I think the reason is sounds so odd is: how the hell is Omega calculating what your answer would have been if 1=0?
If what Omega is really calculating is what you would have done if you were merely told something equivalent to 1=0, then sure, paying up can make sense.
It seems to me that the relevant difference between “1=0” and “the billionth digit of pi is even” is that the latter statement has a really long disproof, but there might be a much shorter proof of what the agent would do if that statement were true. Or at least I imagine Omega to be doing the same sort of proof-theoretic counterfactual reasoning that’s described in the post. Though maybe there’s some better formalization of Counterfactual Mugging with a logical coin that we haven’t found...
Even if you’re cutting off Omega’s proofs at some length, there are plenty of math problems that people can’t do that are shorter than high-probability predictions that people will or won’t pay up. Certainly when I imagine the problem, I imagine it in the form of predicting someone who’s been told that the trillionth digit of pi is even and then paying out to that person depending on their counterfactual actions.
Of course, that leads to odd situations when the agent being predicted can do the math problem, but Omega still says “no bro, trust me, the trillionth digit of pi really is even.” But an agent who can do the math will still give Omega the money because decision theory, so does it really matter?
If you’re proposing to treat Omega’s words as just observational evidence that isn’t connected to math and could turn out one way or the other with probability 50%, I suppose the existing formalizations of UDT already cover such problems. But how does the agent assign probability 50% to a particular math statement made by Omega? If it’s more complicated than “the trillionth digit of pi is even”, then the agent needs some sort of logical prior over inconsistent theories to calculate the probabilities, and needs to be smart enough to treat these probabilities updatelessly, which brings us back to the questions asked at the beginning of my post… Or maybe I’m missing something, can you specify your proposal in more detail?
Well, I was thinking more in terms of a logical prior over single statements, see my favorite here.
But yeah I guess I was missing the point of the problem.
Also: suppose Omega comes up to you and says “If 1=0 was true I would have given you billion dollars if and only if you would give me 100 dollars if 1=1 was true. 1=1 is true, so can you spare $100?” Does this sound trustworthy?

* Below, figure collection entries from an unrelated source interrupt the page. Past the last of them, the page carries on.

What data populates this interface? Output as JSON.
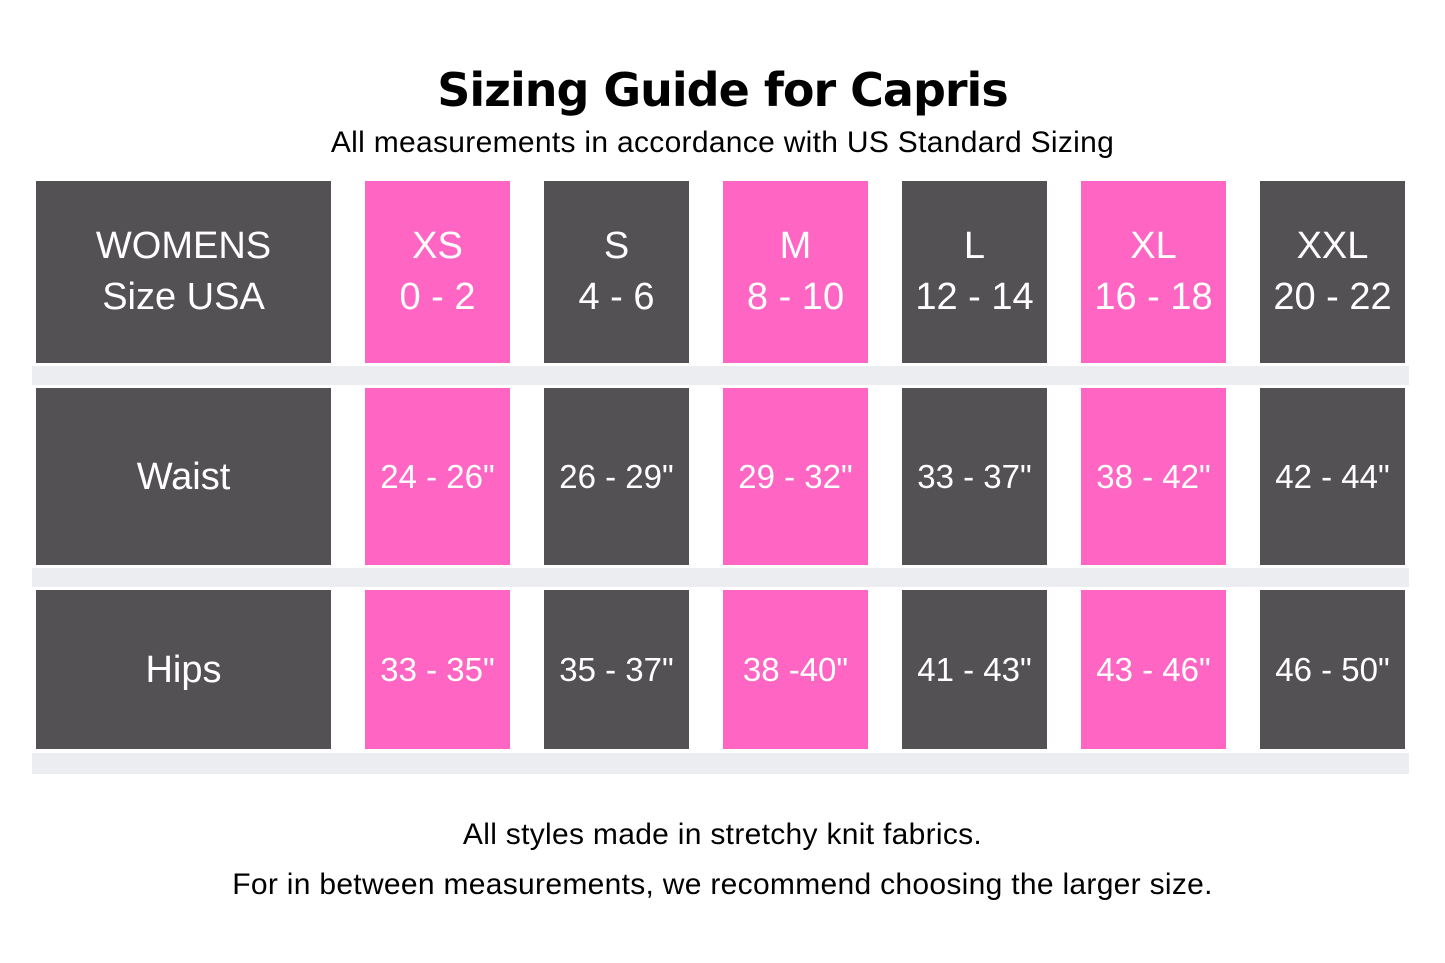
{
  "title": "Sizing Guide for Capris",
  "subtitle": "All measurements in accordance with US Standard Sizing",
  "table": {
    "header": {
      "label_line1": "WOMENS",
      "label_line2": "Size USA",
      "sizes": [
        {
          "code": "XS",
          "range": "0 - 2",
          "highlight": true
        },
        {
          "code": "S",
          "range": "4 - 6",
          "highlight": false
        },
        {
          "code": "M",
          "range": "8 - 10",
          "highlight": true
        },
        {
          "code": "L",
          "range": "12 - 14",
          "highlight": false
        },
        {
          "code": "XL",
          "range": "16 - 18",
          "highlight": true
        },
        {
          "code": "XXL",
          "range": "20 - 22",
          "highlight": false
        }
      ]
    },
    "rows": [
      {
        "label": "Waist",
        "values": [
          "24 - 26\"",
          "26 - 29\"",
          "29 - 32\"",
          "33 - 37\"",
          "38 - 42\"",
          "42 - 44\""
        ]
      },
      {
        "label": "Hips",
        "values": [
          "33 - 35\"",
          "35 - 37\"",
          "38 -40\"",
          "41 - 43\"",
          "43 - 46\"",
          "46 - 50\""
        ]
      }
    ]
  },
  "footer": {
    "line1": "All styles made in stretchy knit fabrics.",
    "line2": "For in between measurements, we recommend choosing the larger size."
  },
  "colors": {
    "dark_cell": "#545155",
    "pink_cell": "#FF66C4",
    "divider": "#ECEDF1",
    "cell_text": "#FFFFFF",
    "body_text": "#000000"
  }
}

Frankly not, it feels like there’s a principle of explosion problem that insists that Omega would have given you all possible amounts of money at once if 1=0 was true.
A formulation that avoids the principle of explosion is “I used some process that I cannot prove the outcome of to pick a digit of pi. If that digit of pi was odd I would have given you a billion dollars iff [etc].”
Hm, yeah, that sounds really odd.
I think the reason is sounds so odd is: how the hell is Omega calculating what your answer would have been if 1=0?
If what Omega is really calculating is what you would have done if you were merely told something equivalent to 1=0, then sure, paying up can make sense.
It seems to me that the relevant difference between “1=0” and “the billionth digit of pi is even” is that the latter statement has a really long disproof, but there might be a much shorter proof of what the agent would do if that statement were true. Or at least I imagine Omega to be doing the same sort of proof-theoretic counterfactual reasoning that’s described in the post. Though maybe there’s some better formalization of Counterfactual Mugging with a logical coin that we haven’t found...
Even if you’re cutting off Omega’s proofs at some length, there are plenty of math problems that people can’t do that are shorter than high-probability predictions that people will or won’t pay up. Certainly when I imagine the problem, I imagine it in the form of predicting someone who’s been told that the trillionth digit of pi is even and then paying out to that person depending on their counterfactual actions.
Of course, that leads to odd situations when the agent being predicted can do the math problem, but Omega still says “no bro, trust me, the trillionth digit of pi really is even.” But an agent who can do the math will still give Omega the money because decision theory, so does it really matter?
If you’re proposing to treat Omega’s words as just observational evidence that isn’t connected to math and could turn out one way or the other with probability 50%, I suppose the existing formalizations of UDT already cover such problems. But how does the agent assign probability 50% to a particular math statement made by Omega? If it’s more complicated than “the trillionth digit of pi is even”, then the agent needs some sort of logical prior over inconsistent theories to calculate the probabilities, and needs to be smart enough to treat these probabilities updatelessly, which brings us back to the questions asked at the beginning of my post… Or maybe I’m missing something, can you specify your proposal in more detail?
Well, I was thinking more in terms of a logical prior over single statements, see my favorite here.
But yeah I guess I was missing the point of the problem.
Also: suppose Omega comes up to you and says “If 1=0 was true I would have given you billion dollars if and only if you would give me 100 dollars if 1=1 was true. 1=1 is true, so can you spare $100?” Does this sound trustworthy? Frankly not, it feels like there’s a principle of explosion problem that insists that Omega would have given you all possible amounts of money at once if 1=0 was true.
A formulation that avoids the principle of explosion is “I used some process that I cannot prove the outcome of to pick a digit of pi. If that digit of pi was odd I would have given you a billion dollars iff [etc].”